Blair mistrusts his own Cabinet

It’s a fact that 70% of MPs support the introduction of an ID card, the majority of these Labour Party MPs. We can assume that a majority of Labour MPs would have voted in favour of the Regulation of Investigatory Powers Act 2000 - which gives the state the right to snoop on our email - texts and telephone conversations, or else it would never have become law. Indeed Labour MPs have generally supported the government every time Blair has tried to turn Britain into the mother of all open prisons. But now the Cabinet is up in arms and the Commons is expected to cry a collective “foul” in the coming weeks because Blair is aiming to give MI5 new powers to bug MPs. Poetic Justice or what?

After 40 years Blair is to overturn the Wilson Doctrine – named after Harold Wilson and the practise of not having MPs phones tapped – believing MPs should be treated just as any other citizen (with the minimum of trust and respect for privacy) and MPs are kicking off big style. Andrew Mackinlay, the Labour MP for Thurrock, protested it was a “hallmark of civilised society” that MPs were not spied upon.
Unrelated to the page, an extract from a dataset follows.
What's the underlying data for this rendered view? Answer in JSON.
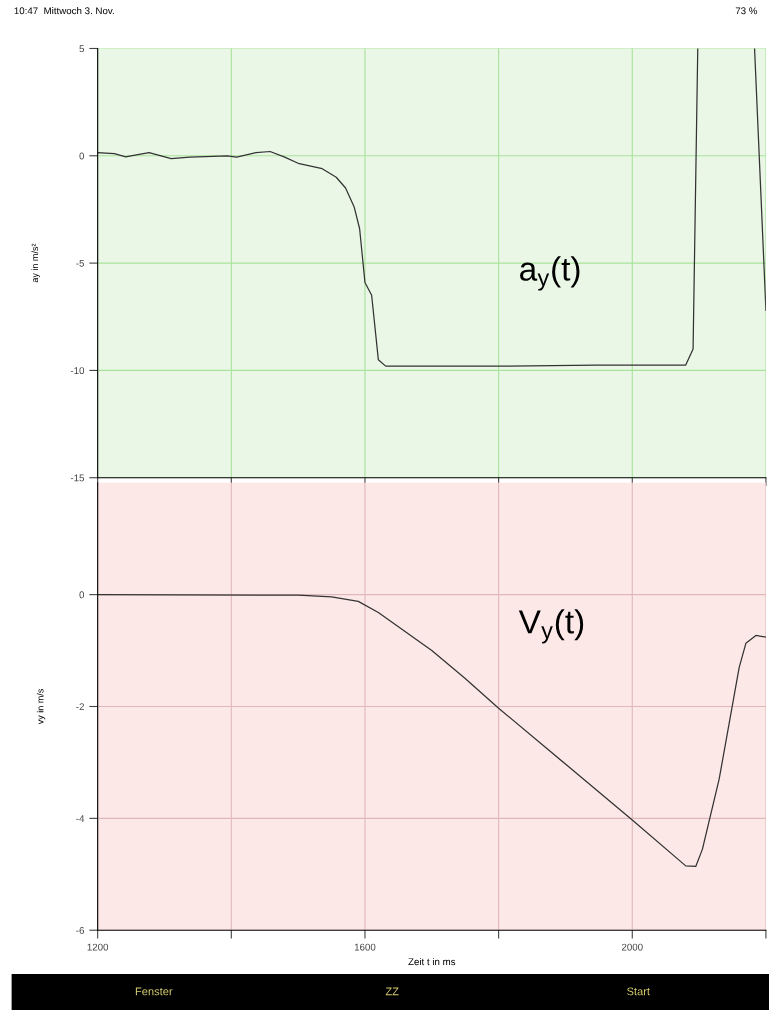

And why the hell not, Andy? History shows that the most untrustworthy people in the country generally gravitate towards the House of Commons – the place is full of damned liars and cheats and scallywags. If phone tapping is okay for us mere proles, then why not for MPs? Or have you got something to hide? And I can’t help using the usual Labour Party refrain against you, the one hurled back at us when we complain about the erosion of civil liberties: “If you’re doing nothing wrong then you have nothing to worry about.”